When we meet Jesus of Nazareth at the beginning of the Gospel of Mark, almost surely the oldest of the four, he’s a full-grown man. He comes down from Galilee, meets John, an ascetic desert hermit who lives on locusts and wild honey, and is baptized by him in the River Jordan. If one thing seems nearly certain to the people who read and study the Gospels for a living, it’s that this really happened: John the Baptizer—as some like to call him, to give a better sense of the original Greek’s flat-footed active form—baptized Jesus. They believe it because it seems so unlikely, so at odds with the idea that Jesus always played the star in his own show: why would anyone have said it if it weren’t true? This curious criterion governs historical criticism of Gospel texts: the more improbable or “difficult” an episode or remark is, the likelier it is to be a true record, on the assumption that you would edit out all the weird stuff if you could, and keep it in only because the tradition is so strong that it can’t plausibly be excluded. If Jesus says something nice, then someone is probably saying it for him; if he says something nasty, then probably he really did.

So then, the scholars argue, the author of Mark, whoever he was—the familiar names conventionally attached to each Gospel come later*—added the famous statement of divine favor, descending directly from the heavens as they opened.
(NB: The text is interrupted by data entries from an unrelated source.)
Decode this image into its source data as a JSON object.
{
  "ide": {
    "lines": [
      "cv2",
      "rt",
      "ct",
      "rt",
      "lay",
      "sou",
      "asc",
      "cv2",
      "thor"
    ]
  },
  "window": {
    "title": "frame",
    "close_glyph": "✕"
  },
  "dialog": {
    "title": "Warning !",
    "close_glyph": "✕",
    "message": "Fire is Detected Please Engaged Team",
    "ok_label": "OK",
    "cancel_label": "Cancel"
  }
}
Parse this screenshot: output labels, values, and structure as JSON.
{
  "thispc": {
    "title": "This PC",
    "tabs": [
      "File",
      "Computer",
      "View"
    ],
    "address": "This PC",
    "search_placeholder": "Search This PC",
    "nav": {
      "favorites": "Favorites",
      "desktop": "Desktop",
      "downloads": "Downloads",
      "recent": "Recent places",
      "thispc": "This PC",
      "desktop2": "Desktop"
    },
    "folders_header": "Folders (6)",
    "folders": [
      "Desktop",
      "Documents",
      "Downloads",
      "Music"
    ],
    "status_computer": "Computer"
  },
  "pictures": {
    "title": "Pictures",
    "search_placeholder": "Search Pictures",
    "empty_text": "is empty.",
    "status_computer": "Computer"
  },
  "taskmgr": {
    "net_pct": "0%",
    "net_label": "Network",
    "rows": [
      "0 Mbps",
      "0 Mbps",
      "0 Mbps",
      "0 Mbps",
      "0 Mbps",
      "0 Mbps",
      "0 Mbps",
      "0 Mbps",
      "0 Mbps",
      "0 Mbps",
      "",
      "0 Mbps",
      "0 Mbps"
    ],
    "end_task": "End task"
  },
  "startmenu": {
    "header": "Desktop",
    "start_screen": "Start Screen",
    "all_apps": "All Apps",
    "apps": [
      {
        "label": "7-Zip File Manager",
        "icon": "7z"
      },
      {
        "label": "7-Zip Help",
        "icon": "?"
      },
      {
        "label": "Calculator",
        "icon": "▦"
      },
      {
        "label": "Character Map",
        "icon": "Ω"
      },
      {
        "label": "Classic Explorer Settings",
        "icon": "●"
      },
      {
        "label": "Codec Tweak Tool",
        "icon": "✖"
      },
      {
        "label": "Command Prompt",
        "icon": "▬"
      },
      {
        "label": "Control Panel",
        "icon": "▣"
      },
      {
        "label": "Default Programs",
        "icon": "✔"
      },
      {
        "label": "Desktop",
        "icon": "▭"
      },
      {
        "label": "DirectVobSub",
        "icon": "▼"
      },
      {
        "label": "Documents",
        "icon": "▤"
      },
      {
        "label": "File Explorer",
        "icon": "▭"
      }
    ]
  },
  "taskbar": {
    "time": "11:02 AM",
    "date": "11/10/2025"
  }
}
But what does the voice say? In Mark, the voice says, “You are my Son, whom I love; with you I am well pleased,” seeming to inform a Jesus who doesn’t yet know that this is so. But some early versions of Luke have the voice quoting Psalm 2: “You are my Son; today I have begotten you.” Only in Matthew does it announce Jesus’ divinity to the world as though it were an ancient, fixed agreement, not a new act. In Mark, for that matter, the two miraculous engines that push the story forward at the start and pull it toward Heaven at the end—the Virgin Birth and the Resurrection—make no appearance at all. The story begins with Jesus’ adult baptism, with no hint of a special circumstance at his birth, and there is actually some grumbling by Jesus about his family (“Only in his home town, among his relatives and in his own house, is a prophet without honor,” he complains); it ends with a cry of desolation as he is executed—and then an enigmatic and empty tomb. (It’s left to the Roman centurion to recognize him as the Son of God after he is dead, while the verses in Mark that show him risen were apparently added later.)

The intractable complexities of fact produce the inevitable ambiguities of faith. The more one knows, the less one knows. Was Jesus a carpenter, or even a carpenter’s son? The Greek word tekto¯n, long taken to mean “carpenter,” could mean something closer to a stoneworker or a day laborer. (One thinks of the similar shadings of a word like “printer,” which could refer to Ben Franklin or to his dogsbody.) If a carpenter, then presumably he was an artisan. If a stoneworker, then presumably he spent his early years as a laborer, schlepping from Nazareth to the grand Greco-Roman city of Sepphoris, nearby, to help build its walls and perhaps visit its theatre and agora. And what of the term “Son of Man,” which he uses again and again in Mark, mysteriously: “The Son of Man is Lord even of the Sabbath.” As Diarmaid MacCulloch points out in his new, immensely ambitious and absorbing history, “Christianity: The First Three Thousand Years” (Viking; $45), the phrase, which occurs in the Gospels “virtually exclusively in the reported words of Jesus,” certainly isn’t at all the same as the later “Son of God,” and may merely be Aramaic for “folks like us.”